The company had already established an internal GMP manufacturing facility which supplies its clinical trials. Importantly, it had scaled the manufacturing processes to approximately the gram scale. Eight months into 2020, it had almost doubled the number of employees in CMC functions.
Moderna was able to supply material for the COVID-19 vaccine in the fastest ever phase I start Parsons had ever witnessed, and was well into a 30,000 patient phase III with over 18,000 patients enrolled at the beginning of September.
Moderna has executed agreements with manufacturing partners in the US and Europe, which will enable the production scale needed for a global supply of the vaccine and the company has been able to scale its manufacturing processes very significantly. While a lot has been achieved, there are many challenges ahead.
The CMC for the COVID-19 vaccine mRNA1273 benefited greatly from Moderna’s experience with personalized cancer vaccines. The second critical capability was an established in-house GMP manufacturing facility.
It is not common for an emerging biotech company, however it was vital in the context of the pandemic because they had control over the facility’s priority and were able to respond to the level that the crisis deserved. A previous focus on a reliable supply chain was likewise invaluable.
This strong starting position with respect to phase I, however, was only the starting point for Moderna’s next challenge; phase III, which it had never conducted before and needed to implement fast to shift its CMC efforts to a laser focus on a single product.
Key to that understanding was the need for major scale up, approaching 500x, in only a couple of months.

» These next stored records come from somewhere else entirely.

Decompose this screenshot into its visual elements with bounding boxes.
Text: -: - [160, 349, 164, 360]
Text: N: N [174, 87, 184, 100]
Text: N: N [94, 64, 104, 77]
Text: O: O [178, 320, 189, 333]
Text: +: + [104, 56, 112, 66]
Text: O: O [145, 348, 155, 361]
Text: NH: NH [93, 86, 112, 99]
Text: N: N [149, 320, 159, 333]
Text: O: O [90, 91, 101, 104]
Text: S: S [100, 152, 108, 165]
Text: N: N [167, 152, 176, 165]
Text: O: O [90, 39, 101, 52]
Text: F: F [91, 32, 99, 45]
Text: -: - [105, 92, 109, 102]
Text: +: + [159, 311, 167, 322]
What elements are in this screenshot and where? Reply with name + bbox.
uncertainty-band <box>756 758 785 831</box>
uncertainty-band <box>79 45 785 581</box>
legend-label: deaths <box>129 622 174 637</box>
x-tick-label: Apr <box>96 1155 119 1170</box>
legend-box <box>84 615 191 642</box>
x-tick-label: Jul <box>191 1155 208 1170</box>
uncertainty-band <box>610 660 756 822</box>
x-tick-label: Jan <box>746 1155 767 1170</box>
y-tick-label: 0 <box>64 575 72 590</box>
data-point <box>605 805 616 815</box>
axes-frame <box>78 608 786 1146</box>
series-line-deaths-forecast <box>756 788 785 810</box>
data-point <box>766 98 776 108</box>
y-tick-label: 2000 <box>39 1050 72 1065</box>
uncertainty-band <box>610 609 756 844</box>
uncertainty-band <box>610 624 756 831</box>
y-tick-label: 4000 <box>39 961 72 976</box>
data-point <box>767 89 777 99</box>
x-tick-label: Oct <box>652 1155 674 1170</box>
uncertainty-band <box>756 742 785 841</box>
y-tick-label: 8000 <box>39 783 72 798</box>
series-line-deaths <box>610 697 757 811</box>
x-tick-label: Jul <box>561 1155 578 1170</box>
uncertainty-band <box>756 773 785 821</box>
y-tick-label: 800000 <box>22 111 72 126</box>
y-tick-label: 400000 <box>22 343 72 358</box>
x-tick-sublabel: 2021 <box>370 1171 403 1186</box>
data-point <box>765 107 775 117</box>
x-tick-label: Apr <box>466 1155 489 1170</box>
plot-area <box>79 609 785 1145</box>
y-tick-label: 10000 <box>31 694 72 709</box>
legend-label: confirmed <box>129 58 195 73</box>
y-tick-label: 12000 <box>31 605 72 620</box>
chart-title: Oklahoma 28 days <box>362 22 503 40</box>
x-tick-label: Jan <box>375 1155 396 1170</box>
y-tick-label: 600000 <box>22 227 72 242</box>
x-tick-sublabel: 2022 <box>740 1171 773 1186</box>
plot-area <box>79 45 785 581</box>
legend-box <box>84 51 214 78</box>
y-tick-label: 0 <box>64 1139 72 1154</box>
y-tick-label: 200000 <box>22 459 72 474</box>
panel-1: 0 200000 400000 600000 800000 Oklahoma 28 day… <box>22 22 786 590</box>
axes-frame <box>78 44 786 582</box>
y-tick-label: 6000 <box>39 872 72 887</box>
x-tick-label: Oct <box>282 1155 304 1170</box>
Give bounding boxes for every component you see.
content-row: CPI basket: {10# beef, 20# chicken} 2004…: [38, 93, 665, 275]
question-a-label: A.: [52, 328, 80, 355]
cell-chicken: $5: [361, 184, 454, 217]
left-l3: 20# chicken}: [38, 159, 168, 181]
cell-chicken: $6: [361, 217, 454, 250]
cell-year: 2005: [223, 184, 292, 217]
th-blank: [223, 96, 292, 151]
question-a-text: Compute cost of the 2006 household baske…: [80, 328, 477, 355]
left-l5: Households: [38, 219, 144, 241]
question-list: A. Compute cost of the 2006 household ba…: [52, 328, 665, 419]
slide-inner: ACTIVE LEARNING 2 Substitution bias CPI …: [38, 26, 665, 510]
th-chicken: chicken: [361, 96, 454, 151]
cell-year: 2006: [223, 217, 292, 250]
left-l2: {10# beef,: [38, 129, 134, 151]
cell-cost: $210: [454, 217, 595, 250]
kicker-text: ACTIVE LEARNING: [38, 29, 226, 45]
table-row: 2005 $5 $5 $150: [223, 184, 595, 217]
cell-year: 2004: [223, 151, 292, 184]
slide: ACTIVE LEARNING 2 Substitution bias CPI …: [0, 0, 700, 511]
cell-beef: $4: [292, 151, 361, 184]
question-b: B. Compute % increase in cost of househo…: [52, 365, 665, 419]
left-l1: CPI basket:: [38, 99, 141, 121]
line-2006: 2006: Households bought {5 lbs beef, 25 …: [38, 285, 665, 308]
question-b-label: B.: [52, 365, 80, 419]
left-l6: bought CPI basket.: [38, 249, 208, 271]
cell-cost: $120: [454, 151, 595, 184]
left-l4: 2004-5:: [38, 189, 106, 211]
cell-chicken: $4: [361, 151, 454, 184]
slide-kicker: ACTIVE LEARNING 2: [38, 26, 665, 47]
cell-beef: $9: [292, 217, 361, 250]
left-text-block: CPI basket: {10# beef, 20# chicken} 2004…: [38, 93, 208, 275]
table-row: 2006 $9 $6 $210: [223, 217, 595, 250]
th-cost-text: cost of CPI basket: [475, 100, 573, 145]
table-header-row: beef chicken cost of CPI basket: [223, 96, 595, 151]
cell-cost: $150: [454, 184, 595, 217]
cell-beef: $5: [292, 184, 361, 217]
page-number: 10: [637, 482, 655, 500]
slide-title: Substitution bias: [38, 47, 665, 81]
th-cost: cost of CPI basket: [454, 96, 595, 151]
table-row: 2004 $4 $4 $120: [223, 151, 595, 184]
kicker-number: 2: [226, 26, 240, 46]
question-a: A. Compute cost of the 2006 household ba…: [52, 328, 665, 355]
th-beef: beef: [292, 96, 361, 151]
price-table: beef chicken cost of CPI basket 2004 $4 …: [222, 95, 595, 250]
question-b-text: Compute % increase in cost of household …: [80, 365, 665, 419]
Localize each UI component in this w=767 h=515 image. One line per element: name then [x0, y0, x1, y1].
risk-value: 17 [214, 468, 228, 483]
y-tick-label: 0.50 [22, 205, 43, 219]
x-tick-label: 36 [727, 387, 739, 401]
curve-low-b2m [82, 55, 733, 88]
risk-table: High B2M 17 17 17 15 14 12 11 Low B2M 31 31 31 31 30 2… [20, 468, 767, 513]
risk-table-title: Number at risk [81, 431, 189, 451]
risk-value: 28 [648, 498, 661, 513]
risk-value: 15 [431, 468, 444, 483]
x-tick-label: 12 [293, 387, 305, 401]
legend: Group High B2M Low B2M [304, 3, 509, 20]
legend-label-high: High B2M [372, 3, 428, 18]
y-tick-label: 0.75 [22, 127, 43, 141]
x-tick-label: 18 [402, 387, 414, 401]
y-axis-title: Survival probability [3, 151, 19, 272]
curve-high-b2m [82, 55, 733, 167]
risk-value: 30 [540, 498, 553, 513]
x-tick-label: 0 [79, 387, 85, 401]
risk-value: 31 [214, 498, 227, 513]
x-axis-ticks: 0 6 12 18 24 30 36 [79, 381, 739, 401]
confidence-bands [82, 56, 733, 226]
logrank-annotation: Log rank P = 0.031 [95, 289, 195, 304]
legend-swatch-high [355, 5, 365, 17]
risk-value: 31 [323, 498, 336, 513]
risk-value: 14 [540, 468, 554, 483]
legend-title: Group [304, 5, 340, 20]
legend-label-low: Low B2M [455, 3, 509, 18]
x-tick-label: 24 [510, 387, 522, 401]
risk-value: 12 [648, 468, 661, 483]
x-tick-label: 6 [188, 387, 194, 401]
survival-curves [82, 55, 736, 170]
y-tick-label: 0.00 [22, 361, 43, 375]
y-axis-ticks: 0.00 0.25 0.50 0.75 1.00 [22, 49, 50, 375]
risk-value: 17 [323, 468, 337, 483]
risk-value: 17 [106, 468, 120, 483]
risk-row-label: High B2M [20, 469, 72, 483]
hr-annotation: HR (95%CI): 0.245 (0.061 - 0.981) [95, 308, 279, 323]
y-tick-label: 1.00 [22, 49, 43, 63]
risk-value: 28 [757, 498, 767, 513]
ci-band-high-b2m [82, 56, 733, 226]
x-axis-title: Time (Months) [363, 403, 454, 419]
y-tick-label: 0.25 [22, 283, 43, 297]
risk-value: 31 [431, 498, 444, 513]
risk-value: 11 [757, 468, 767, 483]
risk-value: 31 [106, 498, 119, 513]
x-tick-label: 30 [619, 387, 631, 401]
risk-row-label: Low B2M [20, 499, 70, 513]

This was needed to extend across multiple processes from raw materials, to mRNA, to lipid nanoparticles, to drug product. That scale up would not have been valuable without the manufacturing capability to go along with it.
Moderna needed to very quickly identify partners with global manufacturing presence to assist. And of course, they were operating during the pandemic with all the associated challenges.
Certain long-term features of Moderna made the challenge of the pandemic less daunting.
Firstly, they have always been committed to a scientific understanding of their products and processes. However, finding the resources for this as an emerging biotech was not always straightforward.
Secondly, manufacturing processes were defined with scaling explicitly in mind.
Finally, Moderna has a focus on vertical integration of the supply chain and Parsons credits the company’s internalization of much of that supply chain as a key enabler of the rapid pandemic response.
Three major challenges remain:
Despite the thermal lability of mRNA, Moderna has been able to design a product that can be stored long-term at -20℃.
Obviously, such a storage condition will nonetheless require careful and rigorous cold chain management, even though it is a common capability within most jurisdictions.